The basic structure of limited liability companies and the requirements of formation are dictated by the law of the jurisdiction in which you create the LLC. There's a high degree of uniformity among state regulations as a result of the frequent adoption of the Revised Uniform Limited Liability Company Act; however, there are still some variations from state to state.
Many entrepreneurs choose the LLC business entity structure because of the limited liability it affords its members. Generally, the members who own the business have no liability for debts and obligations the LLC enters into in the normal course of business. This protection extends to situations where the LLC defaults on loans or breaches business contracts. However, third parties with a rightful claim against the LLC may seek judicial intervention and obtain a judgment that is payable from the LLC’s assets. If the members of the LLC make contributions to the business, this is the extent of their assets at risk.
Dissolution terminates the LLC as a legal entity and requires the winding up of all business affairs. Dissolution may occur in a variety of ways. Commonly, the operating agreement of the LLC may require dissolution on the occurrence of a specified event, upon unanimous member consent or when 90 consecutive days elapse without the existence of a single member of the LLC. The dissolution of the LLC may also be brought about on the application of a single member who provides the state court with evidence that substantially all business activities are unlawful, it’s not practical to continue the business, that members are engaging in criminal or fraudulent activity or members are acting in an oppressive manner that diminishes the value of other member interests.

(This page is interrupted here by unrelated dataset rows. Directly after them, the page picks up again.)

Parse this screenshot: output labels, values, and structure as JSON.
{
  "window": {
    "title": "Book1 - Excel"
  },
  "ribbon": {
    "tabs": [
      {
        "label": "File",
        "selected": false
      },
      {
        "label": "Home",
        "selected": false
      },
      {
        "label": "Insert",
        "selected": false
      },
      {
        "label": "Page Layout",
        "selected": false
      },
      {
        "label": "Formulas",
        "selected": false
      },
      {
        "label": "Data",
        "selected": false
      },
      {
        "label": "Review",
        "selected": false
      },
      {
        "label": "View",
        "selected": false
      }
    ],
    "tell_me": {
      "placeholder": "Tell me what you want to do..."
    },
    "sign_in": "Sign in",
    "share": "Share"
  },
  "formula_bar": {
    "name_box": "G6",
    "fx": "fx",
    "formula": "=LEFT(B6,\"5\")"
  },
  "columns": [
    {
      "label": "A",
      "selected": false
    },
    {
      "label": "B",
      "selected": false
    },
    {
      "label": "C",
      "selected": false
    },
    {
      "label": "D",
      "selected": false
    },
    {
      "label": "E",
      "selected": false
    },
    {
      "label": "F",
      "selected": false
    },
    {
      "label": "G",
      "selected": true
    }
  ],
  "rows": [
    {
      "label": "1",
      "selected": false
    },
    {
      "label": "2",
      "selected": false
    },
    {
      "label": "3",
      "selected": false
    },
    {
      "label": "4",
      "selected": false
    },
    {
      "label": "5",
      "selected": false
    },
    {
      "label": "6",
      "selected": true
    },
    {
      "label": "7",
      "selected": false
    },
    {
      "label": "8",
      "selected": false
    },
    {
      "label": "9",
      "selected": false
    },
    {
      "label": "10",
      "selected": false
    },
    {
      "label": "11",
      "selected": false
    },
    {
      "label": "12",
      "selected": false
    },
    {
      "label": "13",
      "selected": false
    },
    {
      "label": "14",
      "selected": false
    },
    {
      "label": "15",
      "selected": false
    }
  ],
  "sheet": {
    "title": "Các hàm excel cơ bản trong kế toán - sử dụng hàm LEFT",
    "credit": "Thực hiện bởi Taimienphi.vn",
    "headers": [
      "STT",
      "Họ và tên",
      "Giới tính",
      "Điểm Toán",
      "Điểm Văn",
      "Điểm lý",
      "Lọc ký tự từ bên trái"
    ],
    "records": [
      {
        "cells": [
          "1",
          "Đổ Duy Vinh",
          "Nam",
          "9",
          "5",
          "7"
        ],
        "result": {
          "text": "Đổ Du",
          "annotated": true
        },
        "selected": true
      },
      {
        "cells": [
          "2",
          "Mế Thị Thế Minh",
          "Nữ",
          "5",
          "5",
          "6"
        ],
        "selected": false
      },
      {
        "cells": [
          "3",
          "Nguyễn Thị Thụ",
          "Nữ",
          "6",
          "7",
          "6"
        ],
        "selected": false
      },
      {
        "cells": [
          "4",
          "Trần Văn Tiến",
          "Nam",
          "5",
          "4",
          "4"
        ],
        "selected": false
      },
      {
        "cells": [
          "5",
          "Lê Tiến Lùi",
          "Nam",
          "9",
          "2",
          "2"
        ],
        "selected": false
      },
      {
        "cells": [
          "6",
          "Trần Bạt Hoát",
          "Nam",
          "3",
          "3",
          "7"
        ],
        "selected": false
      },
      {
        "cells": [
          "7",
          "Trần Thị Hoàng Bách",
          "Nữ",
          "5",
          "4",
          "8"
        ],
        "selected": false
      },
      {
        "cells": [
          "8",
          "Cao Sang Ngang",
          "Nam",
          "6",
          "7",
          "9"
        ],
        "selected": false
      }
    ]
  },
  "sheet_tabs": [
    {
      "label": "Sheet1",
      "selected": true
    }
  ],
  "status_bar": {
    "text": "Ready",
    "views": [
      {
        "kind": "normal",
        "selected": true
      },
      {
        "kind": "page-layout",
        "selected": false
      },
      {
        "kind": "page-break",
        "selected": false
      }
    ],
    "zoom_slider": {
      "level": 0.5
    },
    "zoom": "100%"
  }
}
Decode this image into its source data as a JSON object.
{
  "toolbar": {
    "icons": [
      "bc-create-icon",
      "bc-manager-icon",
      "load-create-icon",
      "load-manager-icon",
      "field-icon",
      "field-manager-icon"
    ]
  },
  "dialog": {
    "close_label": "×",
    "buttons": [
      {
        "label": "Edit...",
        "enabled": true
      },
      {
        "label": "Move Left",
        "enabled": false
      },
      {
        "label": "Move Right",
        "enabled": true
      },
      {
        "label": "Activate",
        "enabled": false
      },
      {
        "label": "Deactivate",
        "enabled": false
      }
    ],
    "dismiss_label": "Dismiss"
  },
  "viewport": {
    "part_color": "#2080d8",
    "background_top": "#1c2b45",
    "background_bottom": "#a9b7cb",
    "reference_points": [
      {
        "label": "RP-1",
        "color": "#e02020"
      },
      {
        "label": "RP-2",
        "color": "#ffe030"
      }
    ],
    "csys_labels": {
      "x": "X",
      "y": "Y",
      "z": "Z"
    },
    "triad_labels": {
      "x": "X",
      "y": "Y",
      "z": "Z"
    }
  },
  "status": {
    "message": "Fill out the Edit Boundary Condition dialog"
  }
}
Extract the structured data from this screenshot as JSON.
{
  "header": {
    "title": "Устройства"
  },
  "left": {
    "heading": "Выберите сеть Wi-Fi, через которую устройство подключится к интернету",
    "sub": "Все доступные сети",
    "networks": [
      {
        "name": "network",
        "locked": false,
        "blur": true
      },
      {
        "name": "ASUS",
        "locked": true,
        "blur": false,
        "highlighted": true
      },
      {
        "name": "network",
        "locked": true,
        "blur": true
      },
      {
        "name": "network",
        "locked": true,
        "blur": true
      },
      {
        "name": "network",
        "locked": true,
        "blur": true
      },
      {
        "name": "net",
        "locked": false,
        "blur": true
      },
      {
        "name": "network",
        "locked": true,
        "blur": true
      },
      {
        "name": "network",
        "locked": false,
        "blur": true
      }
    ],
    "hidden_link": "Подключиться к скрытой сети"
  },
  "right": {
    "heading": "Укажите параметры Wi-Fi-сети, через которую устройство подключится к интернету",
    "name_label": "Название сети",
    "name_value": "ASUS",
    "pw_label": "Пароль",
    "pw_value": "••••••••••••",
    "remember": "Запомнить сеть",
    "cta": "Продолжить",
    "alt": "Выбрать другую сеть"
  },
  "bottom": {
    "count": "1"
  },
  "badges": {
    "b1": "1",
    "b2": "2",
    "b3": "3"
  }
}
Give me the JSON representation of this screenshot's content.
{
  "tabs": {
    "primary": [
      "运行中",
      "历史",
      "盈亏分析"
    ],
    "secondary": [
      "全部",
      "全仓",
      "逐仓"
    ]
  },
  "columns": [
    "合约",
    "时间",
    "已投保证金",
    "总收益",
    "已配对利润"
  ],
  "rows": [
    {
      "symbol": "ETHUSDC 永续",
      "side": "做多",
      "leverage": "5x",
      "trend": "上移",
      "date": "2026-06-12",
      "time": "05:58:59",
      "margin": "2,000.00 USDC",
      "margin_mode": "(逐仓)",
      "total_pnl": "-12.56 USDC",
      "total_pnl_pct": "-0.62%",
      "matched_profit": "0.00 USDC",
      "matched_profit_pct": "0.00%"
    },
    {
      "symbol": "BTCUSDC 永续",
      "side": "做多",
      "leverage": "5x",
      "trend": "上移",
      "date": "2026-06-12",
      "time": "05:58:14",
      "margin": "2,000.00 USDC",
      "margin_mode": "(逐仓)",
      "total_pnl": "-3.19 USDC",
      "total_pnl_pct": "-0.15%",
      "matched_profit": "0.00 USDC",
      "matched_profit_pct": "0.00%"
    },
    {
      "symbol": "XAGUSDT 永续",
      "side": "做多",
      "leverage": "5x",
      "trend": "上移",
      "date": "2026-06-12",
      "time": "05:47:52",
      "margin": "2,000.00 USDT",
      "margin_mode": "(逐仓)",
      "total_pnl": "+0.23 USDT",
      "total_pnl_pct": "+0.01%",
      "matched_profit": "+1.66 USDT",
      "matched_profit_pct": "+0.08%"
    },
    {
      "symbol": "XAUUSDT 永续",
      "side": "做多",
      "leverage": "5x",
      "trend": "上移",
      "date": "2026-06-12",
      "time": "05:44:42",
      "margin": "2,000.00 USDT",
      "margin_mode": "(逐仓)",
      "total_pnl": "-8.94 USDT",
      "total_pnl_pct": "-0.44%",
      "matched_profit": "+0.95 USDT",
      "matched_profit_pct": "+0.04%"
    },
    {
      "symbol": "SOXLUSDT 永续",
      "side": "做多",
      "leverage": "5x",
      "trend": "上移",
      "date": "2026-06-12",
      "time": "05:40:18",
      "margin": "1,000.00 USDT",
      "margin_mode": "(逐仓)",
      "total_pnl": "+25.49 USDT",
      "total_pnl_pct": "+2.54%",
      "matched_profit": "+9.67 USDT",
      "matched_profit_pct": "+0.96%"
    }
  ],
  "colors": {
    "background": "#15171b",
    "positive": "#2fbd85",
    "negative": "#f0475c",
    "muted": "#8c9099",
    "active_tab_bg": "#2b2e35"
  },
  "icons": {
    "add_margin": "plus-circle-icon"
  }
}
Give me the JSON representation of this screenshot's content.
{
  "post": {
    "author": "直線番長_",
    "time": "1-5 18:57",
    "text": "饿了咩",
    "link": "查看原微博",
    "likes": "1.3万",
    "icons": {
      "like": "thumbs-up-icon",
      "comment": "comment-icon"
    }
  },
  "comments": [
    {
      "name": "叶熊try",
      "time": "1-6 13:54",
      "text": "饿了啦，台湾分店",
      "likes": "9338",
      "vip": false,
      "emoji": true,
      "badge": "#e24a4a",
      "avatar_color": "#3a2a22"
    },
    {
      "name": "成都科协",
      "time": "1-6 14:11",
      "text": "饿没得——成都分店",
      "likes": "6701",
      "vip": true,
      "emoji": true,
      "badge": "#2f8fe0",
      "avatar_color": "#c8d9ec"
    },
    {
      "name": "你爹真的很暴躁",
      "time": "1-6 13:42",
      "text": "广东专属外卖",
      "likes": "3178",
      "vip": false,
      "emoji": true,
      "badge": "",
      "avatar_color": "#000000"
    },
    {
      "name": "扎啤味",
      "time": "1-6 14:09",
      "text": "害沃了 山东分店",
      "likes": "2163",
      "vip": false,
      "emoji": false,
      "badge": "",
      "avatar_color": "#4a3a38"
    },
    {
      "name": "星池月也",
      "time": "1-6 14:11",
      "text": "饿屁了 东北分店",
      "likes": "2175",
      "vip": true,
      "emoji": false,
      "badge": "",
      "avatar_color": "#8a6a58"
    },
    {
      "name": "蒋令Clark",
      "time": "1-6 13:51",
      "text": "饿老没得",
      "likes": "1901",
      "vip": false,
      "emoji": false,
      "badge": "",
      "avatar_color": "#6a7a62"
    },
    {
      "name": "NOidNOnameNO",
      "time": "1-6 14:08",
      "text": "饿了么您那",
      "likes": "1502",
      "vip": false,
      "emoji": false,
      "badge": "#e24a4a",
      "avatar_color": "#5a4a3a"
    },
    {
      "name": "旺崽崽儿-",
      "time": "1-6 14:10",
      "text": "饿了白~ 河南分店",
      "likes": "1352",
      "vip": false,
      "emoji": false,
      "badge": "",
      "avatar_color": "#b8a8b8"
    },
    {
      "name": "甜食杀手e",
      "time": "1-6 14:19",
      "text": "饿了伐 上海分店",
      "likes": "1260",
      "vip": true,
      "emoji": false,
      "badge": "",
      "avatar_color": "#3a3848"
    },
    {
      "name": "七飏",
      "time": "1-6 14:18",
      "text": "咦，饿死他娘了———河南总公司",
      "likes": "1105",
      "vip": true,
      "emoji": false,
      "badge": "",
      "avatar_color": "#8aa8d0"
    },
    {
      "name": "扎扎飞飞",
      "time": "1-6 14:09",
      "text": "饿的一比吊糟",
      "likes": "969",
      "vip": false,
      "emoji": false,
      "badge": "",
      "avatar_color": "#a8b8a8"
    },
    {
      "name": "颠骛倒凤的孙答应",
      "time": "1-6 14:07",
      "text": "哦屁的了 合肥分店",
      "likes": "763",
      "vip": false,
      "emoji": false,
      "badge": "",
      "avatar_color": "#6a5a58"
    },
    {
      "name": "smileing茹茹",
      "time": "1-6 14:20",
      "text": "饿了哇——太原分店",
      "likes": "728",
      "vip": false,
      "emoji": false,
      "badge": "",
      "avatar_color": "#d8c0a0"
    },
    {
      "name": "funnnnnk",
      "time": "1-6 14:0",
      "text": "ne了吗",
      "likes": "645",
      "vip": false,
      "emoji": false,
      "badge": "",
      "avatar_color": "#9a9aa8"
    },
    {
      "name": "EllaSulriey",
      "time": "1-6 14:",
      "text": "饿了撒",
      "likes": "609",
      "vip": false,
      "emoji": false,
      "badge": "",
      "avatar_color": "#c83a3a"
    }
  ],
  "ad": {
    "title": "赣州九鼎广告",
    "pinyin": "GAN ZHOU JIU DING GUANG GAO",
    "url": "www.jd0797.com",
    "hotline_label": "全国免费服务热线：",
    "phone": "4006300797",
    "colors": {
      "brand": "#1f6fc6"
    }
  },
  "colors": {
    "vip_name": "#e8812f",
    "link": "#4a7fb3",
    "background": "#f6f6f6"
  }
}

When an event requires it or members agree to dissolve the LLC, members and managers must wind up all of the LLC’s business affairs. This requires the payment of all outstanding business debts and obligations, settling and closing the company and distributing the remaining assets to members. If members have no intention of preserving the business for a reasonable amount of time after dissolution, notification of the dissolution should be sent to the state office in which the LLC was created. If the LLC dissolves as a result of having no remaining members, the most recent member to leave or their representative may wind up the business.
The Internal Revenue Service designates all single-member LLCs as a sole proprietorship, and all multi-member LLCs as a partnership for income tax purposes. However, members can file IRS Form 8832 to elect corporate tax treatment for the LLC. Once the election is made, the LLC and its members must adhere to all tax reporting and payment requirements the IRS imposes on legal corporations for a minimum of 60 months before a second change is allowed. Choosing to tax the LLC as a corporation imposes all tax liability directly on the LLC, whereas the responsibility to file and pay income tax in a partnership or sole proprietorship rests solely with the members.